Parler de l'Inquisiteur en question et du Saint-Office ne s'avère certes pas très agréable, cependant il convient à présent de le faire.

J'étais alors un marquis très célèbre et, par malheur, je dus me mettre en contact avec cet exécrable Inquisiteur aussi pervers que cet autre qui s'appelait Jean d'Arbouse.

A cette époque-là, je rencontrais à nouveau le traître Brutus réincorporé dans un nouvel organisme humain.

Quel Comte incisif, mordant et ironique !. Il se moquait beaucoup de ma personne. Que d'insultes !. Que de sarcasmes !.

En aucune façon je ne voulais m'engager dans de nouvelles disputes, je n'avais pas envie de me fâcher. La grossièreté, la vulgarité, l'inculture de ce noble, m'étaient épouvantablement désagréables, mais je ne voulais pas l'offenser, il me semblait préférable d'éviter de nouveaux duels et c'est pour cela que j'eus recours à l'Inquisiteur.

Un jour, de très bon matin, je me dirigeais vers le palais d l'Inquisition, je devais chercher une solution intelligente à mon problème.

Oh !, Monsieur le Marquis !, Quel miracle de vous voir par ici !, En quoi puis-je vous servir ?.

C'est ainsi que répondit à mon salut le moine qui était toujours à la porte du Palais où opérait le « Saint-Office ».

Je vous remercie, mon Révérend, dis-je, je viens vous demander une audience avec le Sieur Inquisiteur.

Il y a aujourd'hui beaucoup de visites, Monsieur le Marquis, mais comme il s'agit de vous, je vais immédiatement faire les démarches pour votre audience.

A ces mots, le moine disparut pour réapparaître devant moi quelques instants plus tard.

Entrez, Monsieur le Marquis, j'ai obtenu pour vous l'audience.

Merci beaucoup, mon Révérend.

Je traversais une cour et pénétrais dans une salle qui était dans une complète obscurité ; je passais à une autre salle qui se trouvait également dans les ténèbres ; je pénétrais enfin dans une troisième pièce, et, sur la table, brillait une lampe. C'est là que je rencontrais le terrible inquisiteur Torquemada.

Le cénobite avait assurément l'air d'un saint. Quel regard !, Quelles attitudes béatifiques !, Quelles pieuses poses !, Sur sa poitrine resplendissait un crucifix.

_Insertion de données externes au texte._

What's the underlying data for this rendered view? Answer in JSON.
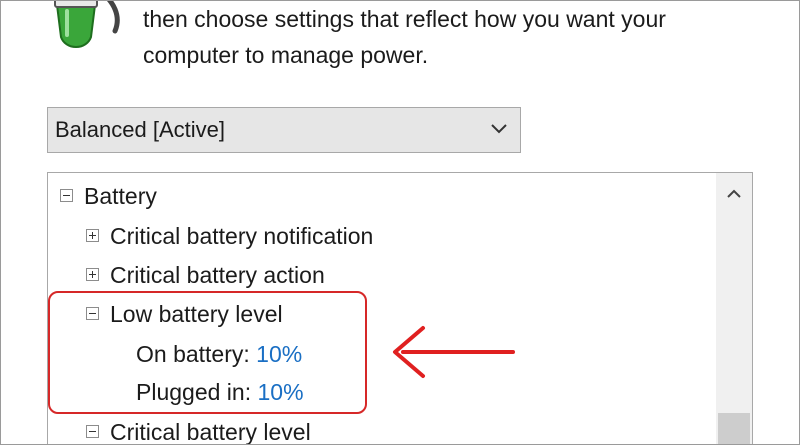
{
  "description": {
    "line1": "then choose settings that reflect how you want your",
    "line2": "computer to manage power."
  },
  "icons": {
    "app": "power-plug-icon",
    "dropdown": "chevron-down-icon",
    "scroll_up": "chevron-up-icon",
    "annotation": "arrow-left-icon"
  },
  "plan_select": {
    "value": "Balanced [Active]"
  },
  "tree": {
    "battery": {
      "label": "Battery",
      "state": "expanded"
    },
    "items": [
      {
        "label": "Critical battery notification",
        "state": "collapsed"
      },
      {
        "label": "Critical battery action",
        "state": "collapsed"
      },
      {
        "label": "Low battery level",
        "state": "expanded",
        "settings": [
          {
            "label": "On battery:",
            "value": "10%"
          },
          {
            "label": "Plugged in:",
            "value": "10%"
          }
        ]
      },
      {
        "label": "Critical battery level",
        "state": "expanded"
      }
    ]
  },
  "colors": {
    "annotation": "#d62828",
    "link": "#1a6fc4",
    "icon_green": "#3aa63a"
  }
}
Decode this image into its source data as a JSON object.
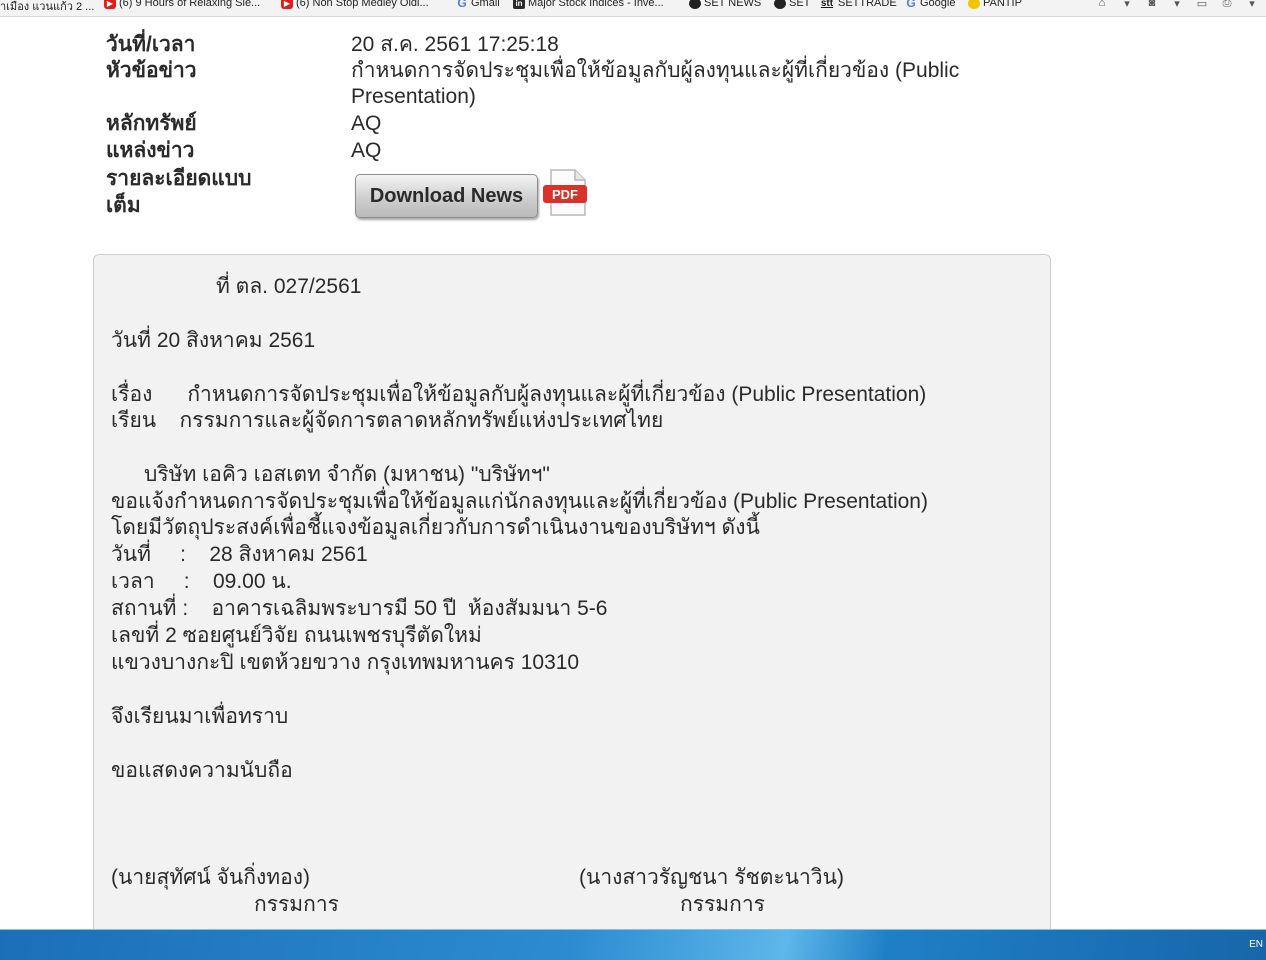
{
  "bookmarks": [
    {
      "label": "าเมือง แวนแก้ว 2 ...",
      "icon": "none"
    },
    {
      "label": "(6) 9 Hours of Relaxing Sle...",
      "icon": "youtube-icon"
    },
    {
      "label": "(6) Non Stop Medley Oldi...",
      "icon": "youtube-icon"
    },
    {
      "label": "Gmail",
      "icon": "google-icon"
    },
    {
      "label": "Major Stock Indices - Inve...",
      "icon": "investing-icon"
    },
    {
      "label": "SET NEWS",
      "icon": "set-icon"
    },
    {
      "label": "SET",
      "icon": "set-icon"
    },
    {
      "label": "SETTRADE",
      "icon": "settrade-icon"
    },
    {
      "label": "Google",
      "icon": "google-icon"
    },
    {
      "label": "PANTIP",
      "icon": "pantip-icon"
    }
  ],
  "header": {
    "datetime_label": "วันที่/เวลา",
    "datetime_value": "20 ส.ค. 2561 17:25:18",
    "subject_label": "หัวข้อข่าว",
    "subject_value_1": "กำหนดการจัดประชุมเพื่อให้ข้อมูลกับผู้ลงทุนและผู้ที่เกี่ยวข้อง (Public",
    "subject_value_2": "Presentation)",
    "security_label": "หลักทรัพย์",
    "security_value": "AQ",
    "source_label": "แหล่งข่าว",
    "source_value": "AQ",
    "detail_label_1": "รายละเอียดแบบ",
    "detail_label_2": "เต็ม",
    "download_label": "Download News",
    "pdf_label": "PDF"
  },
  "document": {
    "ref": "ที่ ตล. 027/2561",
    "date": "วันที่ 20 สิงหาคม 2561",
    "subject": "เรื่อง      กำหนดการจัดประชุมเพื่อให้ข้อมูลกับผู้ลงทุนและผู้ที่เกี่ยวข้อง (Public Presentation)",
    "to": "เรียน    กรรมการและผู้จัดการตลาดหลักทรัพย์แห่งประเทศไทย",
    "body_1": "บริษัท เอคิว เอสเตท จำกัด (มหาชน) \"บริษัทฯ\"",
    "body_2": "ขอแจ้งกำหนดการจัดประชุมเพื่อให้ข้อมูลแก่นักลงทุนและผู้ที่เกี่ยวข้อง (Public Presentation)",
    "body_3": "โดยมีวัตถุประสงค์เพื่อชี้แจงข้อมูลเกี่ยวกับการดำเนินงานของบริษัทฯ ดังนี้",
    "meeting_date": "วันที่     :    28 สิงหาคม 2561",
    "meeting_time": "เวลา     :    09.00 น.",
    "meeting_place": "สถานที่ :    อาคารเฉลิมพระบารมี 50 ปี  ห้องสัมมนา 5-6",
    "address_1": "เลขที่ 2 ซอยศูนย์วิจัย ถนนเพชรบุรีตัดใหม่",
    "address_2": "แขวงบางกะปิ เขตห้วยขวาง กรุงเทพมหานคร 10310",
    "closing_1": "จึงเรียนมาเพื่อทราบ",
    "closing_2": "ขอแสดงความนับถือ",
    "signer_1_name": "(นายสุทัศน์ จันกิ่งทอง)",
    "signer_1_title": "กรรมการ",
    "signer_2_name": "(นางสาวรัญชนา รัชตะนาวิน)",
    "signer_2_title": "กรรมการ"
  },
  "taskbar": {
    "language": "EN"
  }
}
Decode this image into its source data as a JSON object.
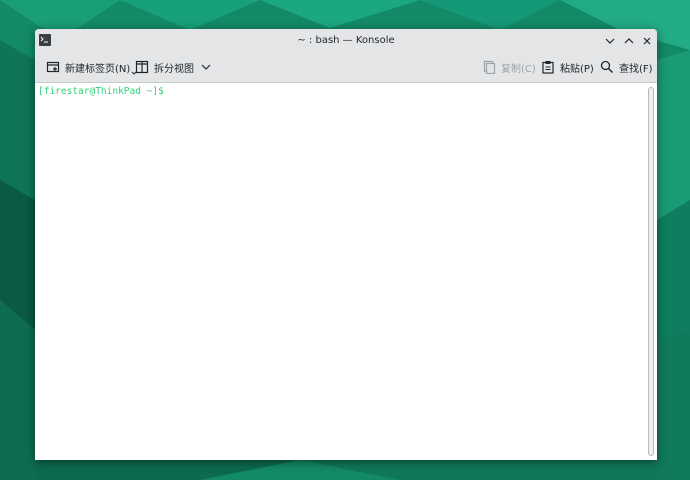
{
  "window": {
    "title": "~ : bash — Konsole"
  },
  "toolbar": {
    "new_tab_label": "新建标签页(N)",
    "split_view_label": "拆分视图",
    "copy_label": "复制(C)",
    "paste_label": "粘贴(P)",
    "find_label": "查找(F)"
  },
  "terminal": {
    "prompt": "[firestar@ThinkPad ~]$"
  },
  "colors": {
    "prompt": "#33d17a",
    "wallpaper": "#14805f"
  },
  "icons": {
    "app": "terminal-icon",
    "minimize": "chevron-down-icon",
    "maximize": "chevron-up-icon",
    "close": "close-icon",
    "new_tab": "new-tab-icon",
    "split": "split-view-icon",
    "copy": "copy-icon",
    "paste": "paste-icon",
    "find": "search-icon"
  }
}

Quelle tartuferie, mon Dieu !, Quelle horripilante hypocrisie. Il est ostensible que le Moi Pharisien était très fort chez ce moine à l'air angélique.

Après plusieurs saluts et révérences, suivant les coutumes de cette époque, je m'assis à la table, près du Moine.

En quoi puis-je vous servir, Monsieur le Marquis ?. Parlez.

Merci beaucoup votre Seigneurie. Il se passe que le Comte, un tel, m'a rendu la vie impossible, m'insultant par envie, me raillant, me calomniant, etc.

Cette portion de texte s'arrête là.